Too many elephants spoil Painkuni festival
THIRUVANANTHAPURAM: The residents in the West Fort area felt something was not right about the ‘arattu’ procession on April 1 even before the elephant Puthupalli Mahadevan got scared and ran wild. There were considerably more elephants that the locals had ever seen during Painkuni festival. “We had never seen nine elephants during Painkuni,” said Vasudevan Namboodiri, a West Fort resident. This was a violation of rules. An official circular issued in 2013, in the wake of a surge in elephant-related violence that year, said that temple authorities, if they cannot reduce or avoid the use of elephants, should at least not parade more elephants in a festival than they had paraded in the previous year.

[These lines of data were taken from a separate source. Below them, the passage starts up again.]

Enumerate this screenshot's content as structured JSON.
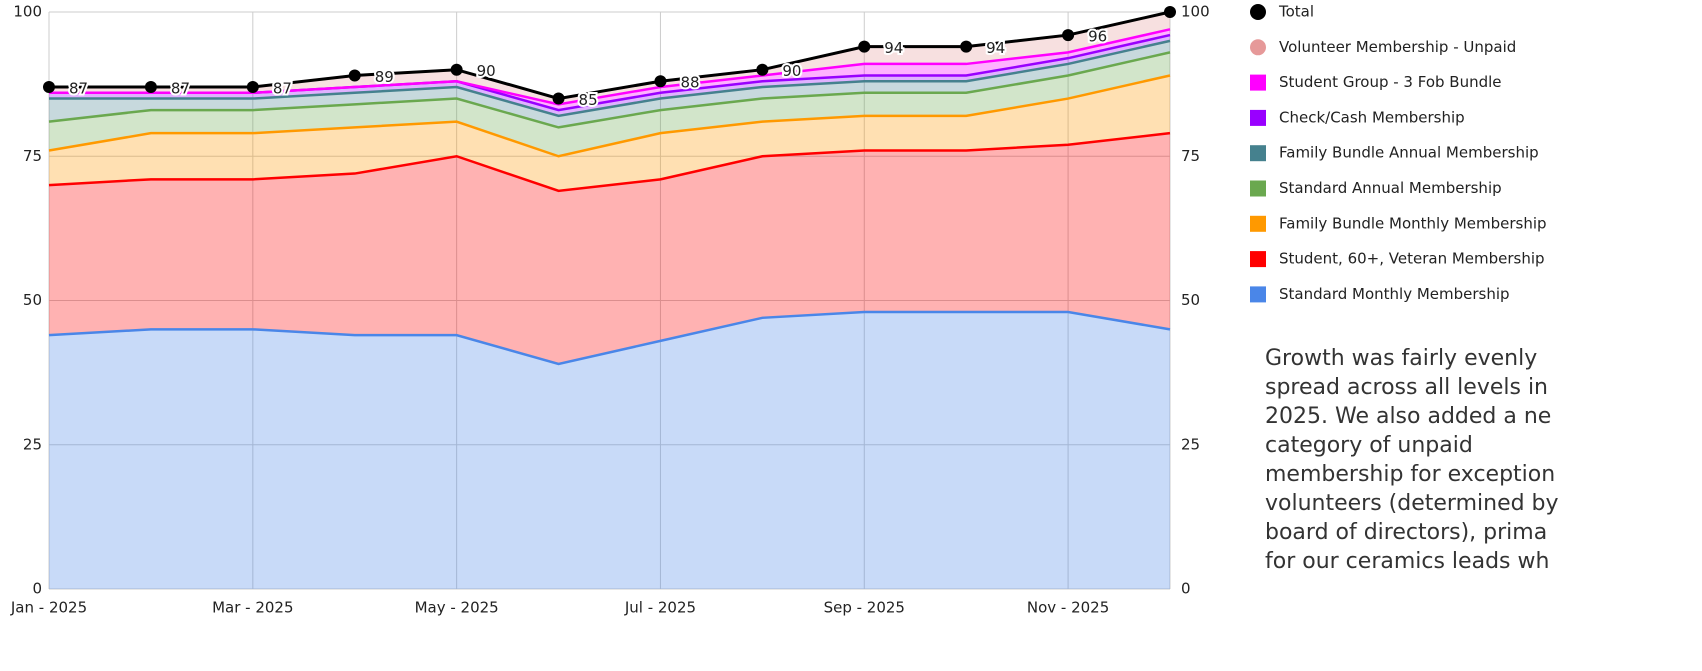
{
  "chart_data": {
    "type": "stacked_area",
    "x": [
      "Jan - 2025",
      null,
      "Mar - 2025",
      null,
      "May - 2025",
      null,
      "Jul - 2025",
      null,
      "Sep - 2025",
      null,
      "Nov - 2025",
      null
    ],
    "series": [
      {
        "name": "Standard Monthly Membership",
        "color": "#4a86e8",
        "values": [
          44,
          45,
          45,
          44,
          44,
          39,
          43,
          47,
          48,
          48,
          48,
          45
        ]
      },
      {
        "name": "Student, 60+, Veteran Membership",
        "color": "#ff0000",
        "values": [
          26,
          26,
          26,
          28,
          31,
          30,
          28,
          28,
          28,
          28,
          29,
          34
        ]
      },
      {
        "name": "Family Bundle Monthly Membership",
        "color": "#ff9900",
        "values": [
          6,
          8,
          8,
          8,
          6,
          6,
          8,
          6,
          6,
          6,
          8,
          10
        ]
      },
      {
        "name": "Standard Annual Membership",
        "color": "#6aa84f",
        "values": [
          5,
          4,
          4,
          4,
          4,
          5,
          4,
          4,
          4,
          4,
          4,
          4
        ]
      },
      {
        "name": "Family Bundle Annual Membership",
        "color": "#45818e",
        "values": [
          4,
          2,
          2,
          2,
          2,
          2,
          2,
          2,
          2,
          2,
          2,
          2
        ]
      },
      {
        "name": "Check/Cash Membership",
        "color": "#9900ff",
        "values": [
          1,
          1,
          1,
          1,
          1,
          1,
          1,
          1,
          1,
          1,
          1,
          1
        ]
      },
      {
        "name": "Student Group - 3 Fob Bundle",
        "color": "#ff00ff",
        "values": [
          0,
          0,
          0,
          0,
          0,
          1,
          1,
          1,
          2,
          2,
          1,
          1
        ]
      },
      {
        "name": "Volunteer Membership - Unpaid",
        "color": "#e69999",
        "values": [
          1,
          1,
          1,
          2,
          2,
          1,
          1,
          1,
          3,
          3,
          3,
          3
        ]
      }
    ],
    "total": {
      "name": "Total",
      "color": "#000000",
      "values": [
        87,
        87,
        87,
        89,
        90,
        85,
        88,
        90,
        94,
        94,
        96,
        100
      ]
    },
    "ylim": [
      0,
      100
    ],
    "yticks": [
      0,
      25,
      50,
      75,
      100
    ],
    "y2lim": [
      0,
      100
    ],
    "y2ticks": [
      0,
      25,
      50,
      75,
      100
    ],
    "grid": true,
    "legend": "right"
  },
  "note": {
    "lines": [
      "Growth was fairly evenly",
      "spread across all levels in",
      "2025. We also added a ne",
      "category of unpaid",
      "membership for exception",
      "volunteers (determined by",
      "board of directors), prima",
      "for our ceramics leads wh"
    ]
  }
}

“It was this legal freeze on elephant numbers that has been violated,” said animal activist M.N. Jayachandran. Local residents were also taken aback by the percussion that accompanied the procession. “It had never been so loud,” Mr Namboodiri said. In fact, it was an earth-shattering sound that is said to have eventually provoked Mahadevan to run scared. Just when the procession of deities, escorted by erstwhile royal family members and elephants, left the western gate of the temple, 1,001 ‘kathinas’ went off in a ritual explosion. This scared the elephants at the back. A witness said that the elephant at the rear end slapped the back of Mahadevan with its trunk, causing the shocked Mahadevan to run helter-skelter. The Captive Elephant Management Rules specify that when elephants move in file, one after the other, there should be a distance of at least three metres between the trunk of one elephant and the tail of the one moving in front.

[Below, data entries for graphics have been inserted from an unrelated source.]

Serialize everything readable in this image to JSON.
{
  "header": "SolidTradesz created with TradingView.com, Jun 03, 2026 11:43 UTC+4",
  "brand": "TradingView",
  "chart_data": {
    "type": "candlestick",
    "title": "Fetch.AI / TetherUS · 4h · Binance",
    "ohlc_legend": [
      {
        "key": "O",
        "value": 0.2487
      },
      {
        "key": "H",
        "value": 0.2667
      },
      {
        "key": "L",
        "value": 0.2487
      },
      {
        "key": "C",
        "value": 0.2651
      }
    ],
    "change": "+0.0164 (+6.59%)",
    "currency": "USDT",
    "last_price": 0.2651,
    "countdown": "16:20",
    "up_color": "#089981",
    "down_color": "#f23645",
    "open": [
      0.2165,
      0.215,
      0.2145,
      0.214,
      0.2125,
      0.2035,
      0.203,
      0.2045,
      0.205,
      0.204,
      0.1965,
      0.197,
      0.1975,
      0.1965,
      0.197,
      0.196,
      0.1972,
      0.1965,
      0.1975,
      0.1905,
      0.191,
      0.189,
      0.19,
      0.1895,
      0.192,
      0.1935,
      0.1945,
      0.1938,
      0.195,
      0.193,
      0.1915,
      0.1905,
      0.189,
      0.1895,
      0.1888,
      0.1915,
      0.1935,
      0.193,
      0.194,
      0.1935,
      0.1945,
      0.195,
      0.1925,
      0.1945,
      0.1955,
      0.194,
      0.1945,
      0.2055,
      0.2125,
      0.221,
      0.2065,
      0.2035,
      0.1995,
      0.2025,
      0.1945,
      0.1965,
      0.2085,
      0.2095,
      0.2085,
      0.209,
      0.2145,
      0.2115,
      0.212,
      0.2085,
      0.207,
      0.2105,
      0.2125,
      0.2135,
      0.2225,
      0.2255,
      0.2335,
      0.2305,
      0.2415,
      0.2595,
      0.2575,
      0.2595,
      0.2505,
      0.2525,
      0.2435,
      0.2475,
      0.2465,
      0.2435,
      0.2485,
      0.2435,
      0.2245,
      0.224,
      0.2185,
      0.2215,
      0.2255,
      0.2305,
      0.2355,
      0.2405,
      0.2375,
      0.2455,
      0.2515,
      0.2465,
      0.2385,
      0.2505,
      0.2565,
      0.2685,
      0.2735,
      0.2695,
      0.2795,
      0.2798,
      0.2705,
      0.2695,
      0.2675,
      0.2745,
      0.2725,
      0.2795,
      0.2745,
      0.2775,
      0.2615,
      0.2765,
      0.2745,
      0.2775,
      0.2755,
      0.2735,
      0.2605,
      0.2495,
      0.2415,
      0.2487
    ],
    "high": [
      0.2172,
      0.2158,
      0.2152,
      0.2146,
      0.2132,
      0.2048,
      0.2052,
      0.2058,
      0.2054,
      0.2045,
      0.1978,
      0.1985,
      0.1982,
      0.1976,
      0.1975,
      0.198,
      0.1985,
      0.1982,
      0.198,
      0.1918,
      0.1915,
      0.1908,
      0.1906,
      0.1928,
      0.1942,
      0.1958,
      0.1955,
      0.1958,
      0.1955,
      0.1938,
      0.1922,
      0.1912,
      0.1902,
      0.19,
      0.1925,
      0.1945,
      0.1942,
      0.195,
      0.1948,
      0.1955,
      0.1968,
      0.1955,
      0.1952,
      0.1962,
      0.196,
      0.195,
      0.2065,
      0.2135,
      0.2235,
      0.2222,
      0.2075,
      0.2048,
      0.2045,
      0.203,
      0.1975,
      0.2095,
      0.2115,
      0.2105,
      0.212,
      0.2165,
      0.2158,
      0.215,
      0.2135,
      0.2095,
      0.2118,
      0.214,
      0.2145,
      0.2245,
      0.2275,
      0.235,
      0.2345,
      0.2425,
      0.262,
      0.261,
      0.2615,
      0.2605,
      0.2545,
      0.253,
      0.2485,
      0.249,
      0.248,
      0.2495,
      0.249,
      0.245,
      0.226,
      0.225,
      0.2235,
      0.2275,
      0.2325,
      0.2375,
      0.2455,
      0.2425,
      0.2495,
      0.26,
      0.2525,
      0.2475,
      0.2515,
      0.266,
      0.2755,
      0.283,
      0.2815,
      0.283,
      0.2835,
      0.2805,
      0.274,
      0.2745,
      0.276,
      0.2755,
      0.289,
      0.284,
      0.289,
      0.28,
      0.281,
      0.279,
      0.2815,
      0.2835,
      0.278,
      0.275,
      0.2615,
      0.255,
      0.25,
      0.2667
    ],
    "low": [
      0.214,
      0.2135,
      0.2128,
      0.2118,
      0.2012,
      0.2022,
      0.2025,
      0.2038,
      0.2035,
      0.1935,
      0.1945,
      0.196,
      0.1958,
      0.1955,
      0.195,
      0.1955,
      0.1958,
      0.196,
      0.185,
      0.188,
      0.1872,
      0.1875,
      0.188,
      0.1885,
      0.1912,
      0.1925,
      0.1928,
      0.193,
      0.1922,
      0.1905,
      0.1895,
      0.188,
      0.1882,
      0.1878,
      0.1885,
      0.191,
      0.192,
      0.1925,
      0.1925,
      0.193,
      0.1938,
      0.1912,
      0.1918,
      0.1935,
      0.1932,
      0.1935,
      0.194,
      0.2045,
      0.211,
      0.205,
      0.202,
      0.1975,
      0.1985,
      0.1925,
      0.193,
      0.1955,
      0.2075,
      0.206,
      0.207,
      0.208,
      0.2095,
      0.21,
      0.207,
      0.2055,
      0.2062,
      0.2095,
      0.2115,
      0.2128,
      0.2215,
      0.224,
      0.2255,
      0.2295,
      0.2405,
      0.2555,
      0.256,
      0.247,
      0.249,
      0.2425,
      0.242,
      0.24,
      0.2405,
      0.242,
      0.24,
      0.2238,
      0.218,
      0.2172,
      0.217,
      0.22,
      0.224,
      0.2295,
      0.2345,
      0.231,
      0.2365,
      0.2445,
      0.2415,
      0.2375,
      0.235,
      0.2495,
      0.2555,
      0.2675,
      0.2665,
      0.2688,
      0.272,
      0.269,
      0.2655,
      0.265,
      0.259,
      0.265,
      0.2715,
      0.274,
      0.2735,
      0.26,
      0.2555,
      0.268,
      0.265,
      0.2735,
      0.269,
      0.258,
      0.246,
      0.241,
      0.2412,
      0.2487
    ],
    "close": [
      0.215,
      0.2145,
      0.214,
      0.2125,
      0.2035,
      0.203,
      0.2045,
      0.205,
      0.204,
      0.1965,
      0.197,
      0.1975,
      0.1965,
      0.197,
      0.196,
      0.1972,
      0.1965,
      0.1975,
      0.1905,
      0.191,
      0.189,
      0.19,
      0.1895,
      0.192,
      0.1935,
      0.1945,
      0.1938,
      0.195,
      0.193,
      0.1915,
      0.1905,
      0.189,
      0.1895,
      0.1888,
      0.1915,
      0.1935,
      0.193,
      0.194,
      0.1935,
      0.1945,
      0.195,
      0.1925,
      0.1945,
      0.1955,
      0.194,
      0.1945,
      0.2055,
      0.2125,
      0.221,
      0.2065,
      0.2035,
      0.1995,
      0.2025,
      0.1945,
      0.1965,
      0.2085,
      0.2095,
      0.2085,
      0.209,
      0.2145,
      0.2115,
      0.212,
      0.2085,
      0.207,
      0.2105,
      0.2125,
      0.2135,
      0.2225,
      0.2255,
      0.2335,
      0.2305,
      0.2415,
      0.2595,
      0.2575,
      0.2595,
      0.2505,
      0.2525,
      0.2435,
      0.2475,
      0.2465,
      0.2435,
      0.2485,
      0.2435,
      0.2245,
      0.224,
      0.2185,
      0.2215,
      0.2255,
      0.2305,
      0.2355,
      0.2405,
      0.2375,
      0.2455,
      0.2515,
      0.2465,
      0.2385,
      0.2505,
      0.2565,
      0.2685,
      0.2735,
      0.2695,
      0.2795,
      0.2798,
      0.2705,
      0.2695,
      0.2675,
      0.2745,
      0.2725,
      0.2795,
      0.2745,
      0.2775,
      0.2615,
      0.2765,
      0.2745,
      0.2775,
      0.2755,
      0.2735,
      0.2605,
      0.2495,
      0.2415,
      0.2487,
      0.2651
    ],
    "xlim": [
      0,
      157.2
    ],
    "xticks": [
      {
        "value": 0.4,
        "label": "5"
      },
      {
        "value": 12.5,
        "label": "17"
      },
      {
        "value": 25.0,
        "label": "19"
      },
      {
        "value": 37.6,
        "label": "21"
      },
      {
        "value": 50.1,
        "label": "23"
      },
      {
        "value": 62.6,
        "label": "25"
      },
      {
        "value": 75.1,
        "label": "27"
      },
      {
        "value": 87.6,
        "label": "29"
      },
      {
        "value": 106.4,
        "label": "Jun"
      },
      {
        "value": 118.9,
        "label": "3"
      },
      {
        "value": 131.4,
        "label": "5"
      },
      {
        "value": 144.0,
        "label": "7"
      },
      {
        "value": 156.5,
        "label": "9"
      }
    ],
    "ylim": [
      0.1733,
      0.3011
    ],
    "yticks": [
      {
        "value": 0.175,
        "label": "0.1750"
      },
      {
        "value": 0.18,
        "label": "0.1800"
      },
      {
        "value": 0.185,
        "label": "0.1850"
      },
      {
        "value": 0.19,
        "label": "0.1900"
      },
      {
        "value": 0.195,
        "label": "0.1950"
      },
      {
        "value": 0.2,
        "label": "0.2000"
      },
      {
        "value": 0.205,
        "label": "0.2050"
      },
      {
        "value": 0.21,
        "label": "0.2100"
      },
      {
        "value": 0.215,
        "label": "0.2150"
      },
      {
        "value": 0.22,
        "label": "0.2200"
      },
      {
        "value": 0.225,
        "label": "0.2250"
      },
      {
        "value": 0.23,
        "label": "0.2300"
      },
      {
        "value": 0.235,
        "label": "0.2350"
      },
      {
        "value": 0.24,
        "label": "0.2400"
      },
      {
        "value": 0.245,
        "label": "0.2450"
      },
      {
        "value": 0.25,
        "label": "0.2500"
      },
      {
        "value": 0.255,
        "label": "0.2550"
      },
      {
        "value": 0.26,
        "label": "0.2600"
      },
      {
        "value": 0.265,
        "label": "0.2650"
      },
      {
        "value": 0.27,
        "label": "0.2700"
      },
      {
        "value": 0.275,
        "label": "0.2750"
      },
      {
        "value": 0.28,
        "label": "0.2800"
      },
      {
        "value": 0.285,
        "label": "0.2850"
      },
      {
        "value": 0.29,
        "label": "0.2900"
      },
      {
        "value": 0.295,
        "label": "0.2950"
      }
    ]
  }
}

Leave alone rules, even the mandatory meeting of the District Elephant Monitoring Committee was not held before the festival. It is this committee that certifies whether an elephant is fit for parade. “No one seems to have assessed the sound tolerance of the elephant,” said Hindu Aikya Vedi’s Bhargava Ram who had also accompanied the procession. “It was also very hot. Elephants, with their soft soles, would have found it difficult to walk on tar though it was evening,” he added. Mr Ram also said that early in the day the elephant was made to walk under the hot sun along the Kaithamukku area. According to Heritage Animal Task Force secretary V.K. Venkitachalam, there is a crack on one of the tusks of Puthuppally Mahadevan. “The bone marrow has been infected and through the crack blood and pus were found to be oozing. People have told me that there was a stink of pus around Mahadevan,” he said.